I guess I’m a little confused as to what exactly she is trying to (covertly or directly) convey in expressing the angst that apparently is keeping her up at night. Would she feel more comforted if her child to be shared her exact same skin color?
She finishes the article, feeling soothed maybe, by saying that she knows her baby is “woke” because his kicks and pounds are rhythmically synched with that of rapper Kendrick Lamar’s album “To Pimp a Butterfly”. When she says her baby is “woke”, she’s referring to the baby connecting to his blackness and having an understanding of what is going on in the community in relation to racism and social justice. Amazing. Simply Amazing.
Newsflash to the author: Life is hard. It’s hard for blacks, and it’s hard for non-blacks. Here is a word of advice from the late President John F. Kennedy: “Don’t pray for easy lives, pray to be stronger men.”
Below are the referenced excerpts from the April, 29, 2016 Fusion article titled “When you’re biracial but your baby could be white”:
XAVIA DRYDEN, FUSION: The sudden onslaught of adulthood, pregnancy included, is nothing compared to what I’m experiencing as a biracial pregnant lady married to a white man. While I’ve always been aware of the challenges of being black in America, I’m now faced with the equally terrifying possibility that my son may enter the world under the veil of whiteness—an identity rife with dangers of its own.
My dilemma is one that is both increasingly common, with intermarriage in the U.S. at an all-time high, and maddeningly singular. After all, there’s no book called What to Expect When You’re Expecting a Biracial Child in a Country Still Plagued by Racial Injustice.
I’ve gotten used to feeling that my body is not entirely my own. My yam, though, is a different story. The fact that strangers feel so comfortable pawing at my unborn child terrifies me; it reminds me that, as a person of color in a nation that claims to be “post-racial,” my body, as well as my son’s, seems to be a public possession—one that may never know true autonomy.
I worry, should my son be born darker, that when he is stopped and patted down on his way home from school or work or a date he will see this not as a violation, but as a fact of life. I worry that perhaps when my son is born, he will feel the unwelcome brush of strangers’ hands against his body and recognize it from those days in the womb—as natural as the pulsations of my heartbeat or the far-off vibrations of my voice.

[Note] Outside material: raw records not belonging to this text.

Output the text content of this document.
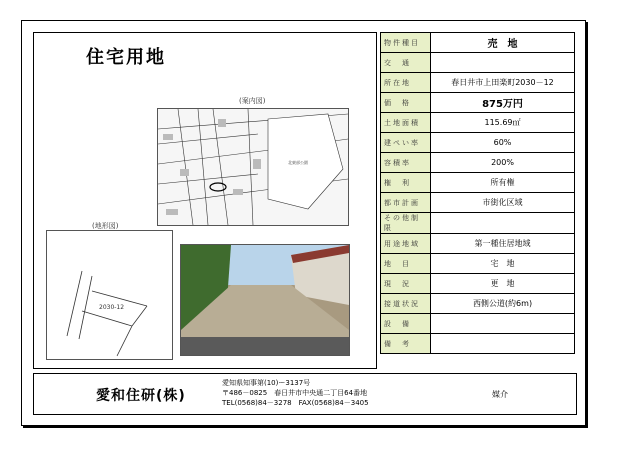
住宅用地
(案内図)
北東部公園
(地形図)
2030-12
物件種目	売　地
交　通	
所在地	春日井市上田楽町2030－12
価　格	875万円
土地面積	115.69㎡
建ぺい率	60%
容積率	200%
権　利	所有権
都市計画	市街化区域
その他制限	
用途地域	第一種住居地域
地　目	宅　地
現　況	更　地
接道状況	西側公道(約6m)
設　備	
備　考	
愛和住研(株)
愛知県知事第(10)ー3137号
〒486－0825　春日井市中央通二丁目64番地
TEL(0568)84－3278　FAX(0568)84－3405
媒介
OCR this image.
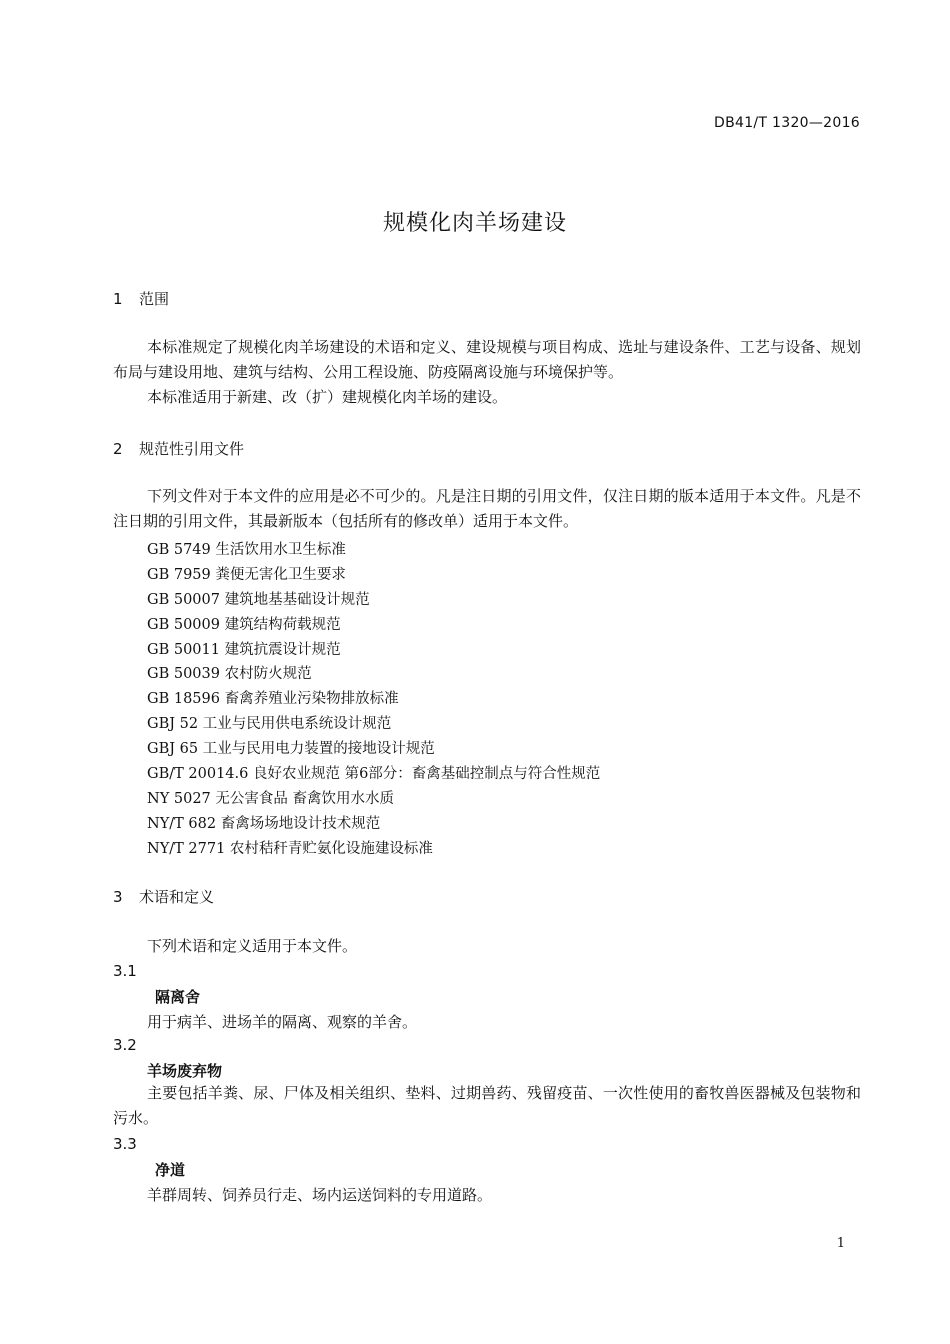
DB41/T 1320—2016
规模化肉羊场建设
1 范围
本标准规定了规模化肉羊场建设的术语和定义、建设规模与项目构成、选址与建设条件、工艺与设备、规划布局与建设用地、建筑与结构、公用工程设施、防疫隔离设施与环境保护等。
本标准适用于新建、改（扩）建规模化肉羊场的建设。
2 规范性引用文件
下列文件对于本文件的应用是必不可少的。凡是注日期的引用文件，仅注日期的版本适用于本文件。凡是不注日期的引用文件，其最新版本（包括所有的修改单）适用于本文件。
GB 5749 生活饮用水卫生标准
GB 7959 粪便无害化卫生要求
GB 50007 建筑地基基础设计规范
GB 50009 建筑结构荷载规范
GB 50011 建筑抗震设计规范
GB 50039 农村防火规范
GB 18596 畜禽养殖业污染物排放标准
GBJ 52 工业与民用供电系统设计规范
GBJ 65 工业与民用电力装置的接地设计规范
GB/T 20014.6 良好农业规范 第6部分：畜禽基础控制点与符合性规范
NY 5027 无公害食品 畜禽饮用水水质
NY/T 682 畜禽场场地设计技术规范
NY/T 2771 农村秸秆青贮氨化设施建设标准
3 术语和定义
下列术语和定义适用于本文件。
3.1
隔离舍
用于病羊、进场羊的隔离、观察的羊舍。
3.2
羊场废弃物
主要包括羊粪、尿、尸体及相关组织、垫料、过期兽药、残留疫苗、一次性使用的畜牧兽医器械及包装物和污水。
3.3
净道
羊群周转、饲养员行走、场内运送饲料的专用道路。
1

These are the fears I harbor for the quarter of my son that is black. For the whiteness within him, and for myself, I harbor other fears—fears of erasure that fill me with shame, because while I pray that my son will not suffer the slings and injustices of American Otherness, I also pray that his privilege, should he inherit it, will not divide us. I fear that my son—insulated for nine-odd months in the warm shelter of my womb—will burst into the world and not recognize me. I fear that he will, in the midst of latching his tiny mouth around my nipple, see its darkness against his impossibly pale skin and see not his mother, but a stranger. I fear that my son, as he grows into a teenager, will feel his pale cheeks flush with shame when I appear to check in on him and his friends, not because of my tendency to hover—helicopter parenting transcends race, after all—but because of my residency in a body whose darkness is so vastly different from his own.
As he grows bolder within me, I fear for my son, but I am not without hope. A few months from birth, I find that my He-Yam moves most palpably, most forcefully, most gleefully in response to the rhythmic pulsations of Kendrick Lamar’s To Pimp a Butterfly. As I feel my unborn child’s tiny hands and feet pounding in time with Lamar’s defiant proclamations that we are, despite it all, “gon’ be alright,” I cannot help but press pause on my fears. Because even in the womb, my baby—in every sense of the word—is woke.